Around von Sydow, Stevens followed the norm by hiring as
many star actors as possible, some of whom pop up for a few seconds. The most
famous of these is of course John Wayne as the Centurion who crucifies Jesus.
This cameo has entered the realms of Filmic Myth (the legendary “More Awe!”exchange). Actually, Stevens shoots Wayne with embarrassment, as if knowing getting
this Western legend in is ridiculous – you can hardly spot Wayne (if you didn’t
know it was him, you wouldn’t) and his line is clearly a voiceover. In a way
just as egregious is Sidney Poitier’s wordless super-star appearance as Simon,
distracting you from feeling the pain of Jesus’ sacrifice by saying “Oh look that’s
Sidney Poitier” as he dips into frame to help carry the cross.
Of the actors who are in it long enough to make an impression, they fall into three camps: the OTT, the “staring with reverence” and the genuinely good. Of the OTT crowd, Rains and Ferrer set the bar early as various Herods but Heston steals the film as a rug-chested, manly John the Baptist, ducking heads under water in a Nevada lake, bellowing scripture to the heavens. Of the reverent, McDowell does some hard thinking as Matthew, although I have a certain fondness for Gary Raymond’s decent but chronically unreliable Peter (the scene where he bitches endlessly about a stolen cloak is possibly the only chuckle in the movie).
It’s a sad state of affairs that the Genuinely Good actors
all play the Genuinely Bad characters – poor old Jesus, even in the story of
his life the Devil gets all the best scenes. That’s literally true here as
Donald Pleasence is head-and-shoulders best-in-show as a softly spoken,
insinuating but deeply sinister “Dark Hermit” who tempts Jesus in the
wilderness and then follows Him throughout the Holy Land, turning others against
Him. Also good are David McCallum as a conflicted Judas, Telly Savalas as weary
Pilate (he shaved his head for the role, loved the look and never went back)
and Martin Landau, good value as a corrupt Caiaphas (“This will all be
forgotten in a week” he signs the film off with saying).

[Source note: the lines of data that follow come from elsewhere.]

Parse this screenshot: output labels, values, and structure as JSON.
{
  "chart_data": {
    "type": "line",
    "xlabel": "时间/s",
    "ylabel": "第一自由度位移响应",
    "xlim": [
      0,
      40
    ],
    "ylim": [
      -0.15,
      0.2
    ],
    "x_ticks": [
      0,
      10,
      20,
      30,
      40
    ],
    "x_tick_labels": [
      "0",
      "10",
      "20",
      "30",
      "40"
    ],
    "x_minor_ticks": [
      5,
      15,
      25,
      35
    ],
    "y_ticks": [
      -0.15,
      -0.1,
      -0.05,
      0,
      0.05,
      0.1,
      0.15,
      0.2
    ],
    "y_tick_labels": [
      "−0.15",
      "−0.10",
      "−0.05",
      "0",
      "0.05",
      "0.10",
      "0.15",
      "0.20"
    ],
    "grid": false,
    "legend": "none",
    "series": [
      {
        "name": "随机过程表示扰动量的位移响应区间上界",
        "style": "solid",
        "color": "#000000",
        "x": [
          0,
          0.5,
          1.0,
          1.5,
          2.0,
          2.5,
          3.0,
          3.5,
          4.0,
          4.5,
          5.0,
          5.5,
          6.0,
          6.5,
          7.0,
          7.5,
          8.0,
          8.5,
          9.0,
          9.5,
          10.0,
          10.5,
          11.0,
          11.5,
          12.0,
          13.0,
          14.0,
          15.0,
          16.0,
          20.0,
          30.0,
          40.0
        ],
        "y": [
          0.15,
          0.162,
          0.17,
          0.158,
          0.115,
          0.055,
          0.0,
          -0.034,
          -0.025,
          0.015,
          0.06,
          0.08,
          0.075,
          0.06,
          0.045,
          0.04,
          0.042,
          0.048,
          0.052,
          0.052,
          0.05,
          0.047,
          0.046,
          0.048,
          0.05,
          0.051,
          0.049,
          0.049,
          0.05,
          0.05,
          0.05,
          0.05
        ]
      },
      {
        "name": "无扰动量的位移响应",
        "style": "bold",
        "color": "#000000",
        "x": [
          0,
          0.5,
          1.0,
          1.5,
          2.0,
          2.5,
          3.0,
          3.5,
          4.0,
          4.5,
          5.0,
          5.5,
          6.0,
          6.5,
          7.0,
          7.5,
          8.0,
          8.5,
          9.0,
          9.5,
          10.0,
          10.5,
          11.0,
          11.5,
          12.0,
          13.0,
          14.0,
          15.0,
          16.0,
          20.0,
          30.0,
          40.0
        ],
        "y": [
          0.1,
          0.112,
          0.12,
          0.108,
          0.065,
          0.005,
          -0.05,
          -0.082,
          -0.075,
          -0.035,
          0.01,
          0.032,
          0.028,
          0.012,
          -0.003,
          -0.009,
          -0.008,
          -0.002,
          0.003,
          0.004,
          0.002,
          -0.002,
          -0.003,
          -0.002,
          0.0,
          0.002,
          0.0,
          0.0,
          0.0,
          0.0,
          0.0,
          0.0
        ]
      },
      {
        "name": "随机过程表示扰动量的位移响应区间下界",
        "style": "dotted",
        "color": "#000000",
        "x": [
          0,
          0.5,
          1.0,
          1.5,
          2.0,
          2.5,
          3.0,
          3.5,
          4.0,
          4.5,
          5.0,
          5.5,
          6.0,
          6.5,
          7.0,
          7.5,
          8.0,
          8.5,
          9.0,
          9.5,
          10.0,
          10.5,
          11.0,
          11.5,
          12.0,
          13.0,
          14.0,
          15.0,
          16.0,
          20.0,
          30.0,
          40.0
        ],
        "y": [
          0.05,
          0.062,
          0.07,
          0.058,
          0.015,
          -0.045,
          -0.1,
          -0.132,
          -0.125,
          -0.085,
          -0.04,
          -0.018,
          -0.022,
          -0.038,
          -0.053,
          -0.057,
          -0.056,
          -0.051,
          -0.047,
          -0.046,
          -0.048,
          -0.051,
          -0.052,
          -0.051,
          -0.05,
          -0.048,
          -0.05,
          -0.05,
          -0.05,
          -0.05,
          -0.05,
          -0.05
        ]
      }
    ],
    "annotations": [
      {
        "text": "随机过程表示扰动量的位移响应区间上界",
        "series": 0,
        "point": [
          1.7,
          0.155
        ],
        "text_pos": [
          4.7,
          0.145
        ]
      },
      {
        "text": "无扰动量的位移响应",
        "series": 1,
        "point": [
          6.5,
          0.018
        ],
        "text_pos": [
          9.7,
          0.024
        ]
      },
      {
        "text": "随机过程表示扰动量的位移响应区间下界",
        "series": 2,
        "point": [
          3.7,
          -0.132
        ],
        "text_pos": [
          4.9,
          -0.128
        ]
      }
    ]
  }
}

That’s about all there is to enjoy about a film that
probably did more to reduce attendance at Sunday School than the introduction
of Sunday opening hours and football being played all day. A passion project
from Stevens where he forgot to put any of that passion on the screen, it
really is as long and boring as you heard, a film made with such reverent skill
that no one seemed to have thought about stopping and saying “well, yes, but is
it good?”. I doubt anyone is watching it up in Heaven.